By the time it reaches the file it needs, it is carrying all three layers at once, the same stack of context a person builds up over years of working somewhere. The partition into org, team, and individual is not only for permissions. It is how general procedure and local exception get composed into the context for one particular piece of work.
It sits beside your data, it does not overwrite it
An important boundary: the .context layer sits alongside the company's canonical data, never on top of it. The source of truth in the CRM or the warehouse stays the source of truth. What the agents write is a separate, additive layer of observations, procedures, and corrections.
It is append-only, with semantic deduplication so the same lesson is not recorded a hundred times, and full provenance so every note traces back to the task and the person that produced it. You can always see where a piece of learned context came from, and you can always set it aside and read the canonical record underneath. The agents annotate the library. They do not rewrite the books.
It inherits permissions from the source
Knowledge is only safe if access to it respects the rules that already govern it. The store ingests from the systems a company already uses, and it inherits each source's permissions: role-based access, object-level controls, the identity hierarchy. An agent authenticates through the customer's identity provider and inherits the invoking user's access, scoped by role, team, and sensitivity.
So an agent retrieving from the store sees exactly what the person behind it would see, across every connected system, and the .context notes are partitioned the same way, by org, team, and individual. Learned context never becomes a backdoor around the permissions on the data it was learned from. If you could not see the document, you cannot see the note an agent wrote about it either.
It gets richer while no one is working
The store does not only grow during tasks. Between active tasks, idle compute distills the raw traces of recent work into cleaner structured context, turning a messy record of what happened into the procedural note a future agent can use directly.
That moves work from inference time, when latency is expensive and a user is waiting, to idle time, when neither is true. The retrieval an agent does tomorrow is better because of the distillation that ran on last night's idle cycles. It is a subject worth its own post; the point here is that the store improves even when no task is touching it.
Why this compounds
Put the pieces together and the store is a different kind of asset than an index. It is structured the way the company works. It is written to by every task. It inherits the permissions of the data it covers. And it improves on idle compute. Each of those makes it harder to replicate and more useful over time.

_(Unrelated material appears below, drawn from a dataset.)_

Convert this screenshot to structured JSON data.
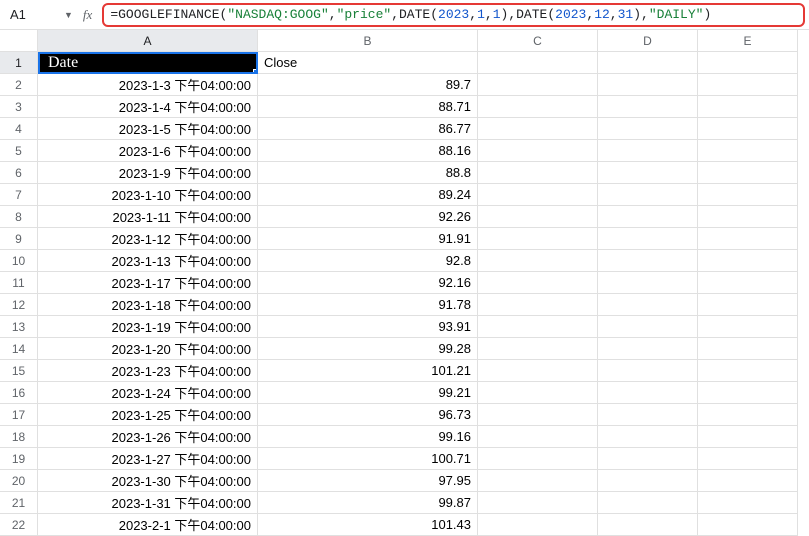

An index of last year's documents is replaceable; anyone can rebuild one from the same files. A year of annotations about how the work actually goes, sitting in the right folders, under the right permissions, is not. The filesystem is not just where the knowledge is stored. It is where the knowledge accumulates.
Move through it, read it, write to it
A vector database answers a narrow question well: which chunks look like this query. An agent doing real work needs more than that. It needs to move through a company's knowledge the way someone who works there would, to read the source and not a fragment of it, and to write down what it learns so the next agent starts ahead. A filesystem with a place to take notes does all three. So that is what we built.